Enfin, l’universalité des retraites simplifierait les opérations de trésorerie et les écritures, ce qui n’est pas à dédaigner. Nul besoin de créer à grands frais une administration particulière avec ses rouages compliqués et son nombreux personnel. Il suffirait d’ajouter une branche supplémentaire à la comptabilité des receveurs d’impôts, qui seraient chargés de payer les pensions dans chaque localité. Pas de pièces multiples à produire, pas de formalités gênantes, pas d’enquêtes policières ayant pour but de rechercher si le revenu de tel ou tel est supérieur à 600 francs. Un simple acte de naissance à présenter, et l’ayant droit touche sa rente.

A quelles sources faudrait-il puiser les sommes indispensables au nouveau service? Tout d’abord interviendrait ici la nécessité d’une dérogation fâcheuse à notre excellent système fiscal ; l’unité de l’impôt qui en est la base ne pourrait être maintenue. Un accroissement énorme de dépenses budgétaires résulterait, en effet, du paiement annuel des retraites. Pour éviter des confusions regrettables, force serait donc d’y affecter des taxes spéciales et d’en faire un chapitre à part. La comparaison facile à établir, par doit et avoir, entre les avantages et les sacrifices correspondans contribuerait à l’éducation économique du peuple, qui laisse encore à désirer.
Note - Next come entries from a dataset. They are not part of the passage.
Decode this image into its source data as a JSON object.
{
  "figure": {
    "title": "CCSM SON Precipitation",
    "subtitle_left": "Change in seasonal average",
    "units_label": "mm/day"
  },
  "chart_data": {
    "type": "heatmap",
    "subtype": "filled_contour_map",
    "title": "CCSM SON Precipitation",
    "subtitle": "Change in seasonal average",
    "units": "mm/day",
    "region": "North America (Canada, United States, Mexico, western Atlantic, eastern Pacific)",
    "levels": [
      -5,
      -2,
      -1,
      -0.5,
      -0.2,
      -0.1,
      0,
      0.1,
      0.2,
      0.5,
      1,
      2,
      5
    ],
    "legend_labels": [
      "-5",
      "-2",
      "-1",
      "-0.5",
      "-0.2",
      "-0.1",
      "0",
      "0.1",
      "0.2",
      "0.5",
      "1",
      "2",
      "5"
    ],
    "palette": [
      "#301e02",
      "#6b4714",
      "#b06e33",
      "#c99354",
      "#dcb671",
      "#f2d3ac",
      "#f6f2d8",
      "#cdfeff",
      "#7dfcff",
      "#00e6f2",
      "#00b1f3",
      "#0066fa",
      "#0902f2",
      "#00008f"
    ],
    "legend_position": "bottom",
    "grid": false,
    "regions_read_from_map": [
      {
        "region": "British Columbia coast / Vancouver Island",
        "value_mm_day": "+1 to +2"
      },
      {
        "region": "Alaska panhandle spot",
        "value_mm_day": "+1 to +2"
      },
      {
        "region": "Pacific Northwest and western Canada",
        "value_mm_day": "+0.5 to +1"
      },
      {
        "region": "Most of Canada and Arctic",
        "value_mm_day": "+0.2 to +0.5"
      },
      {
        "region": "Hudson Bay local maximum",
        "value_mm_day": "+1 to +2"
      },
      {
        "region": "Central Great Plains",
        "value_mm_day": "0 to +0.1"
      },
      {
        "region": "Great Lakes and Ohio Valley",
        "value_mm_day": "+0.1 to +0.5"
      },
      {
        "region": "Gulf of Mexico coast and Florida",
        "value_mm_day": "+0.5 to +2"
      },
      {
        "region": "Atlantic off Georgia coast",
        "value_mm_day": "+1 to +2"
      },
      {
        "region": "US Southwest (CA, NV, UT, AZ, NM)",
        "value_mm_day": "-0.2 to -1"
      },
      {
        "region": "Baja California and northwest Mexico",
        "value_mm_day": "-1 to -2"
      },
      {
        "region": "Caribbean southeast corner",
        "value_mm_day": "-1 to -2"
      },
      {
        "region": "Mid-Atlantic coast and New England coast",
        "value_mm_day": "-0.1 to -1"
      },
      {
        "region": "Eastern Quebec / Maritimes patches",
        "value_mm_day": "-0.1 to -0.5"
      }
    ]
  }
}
Suivant une idée profondément enracinée dans l’esprit des masses, l’État est riche, infiniment riche. L’imagination populaire se le figure volontiers comme le réceptacle immense et inépuisable de la fortune publique. Illusion déplorable, que l’on ne saurait trop s’appliquer à détruire. Non, l’État n’est pas riche ; l’État est pauvre. Loin même d’être un pauvre honteux, il est le plus indiscret, le plus dénué, et aussi le plus prodigue des quémandeurs. Il use et abuse de sa force pour prendre dans toutes les bourses, petites ou grandes; il emprunte toujours, sans rembourser jamais. Faute de pouvoir modifier ces conditions pénibles, on s’y résigne; mais la prudence conseille de ne pas les aggraver en confondant le service des retraites dans l’ensemble du budget national. Le peuple sera moins tenté de réclamer sans cesse l’augmentation du chiffre des pensions s’il connaît bien le poids des charges qu’il assume et le prix que ses exigences lui coûteraient. C’est donc le cas ou jamais de lui montrer d’où vient l’argent.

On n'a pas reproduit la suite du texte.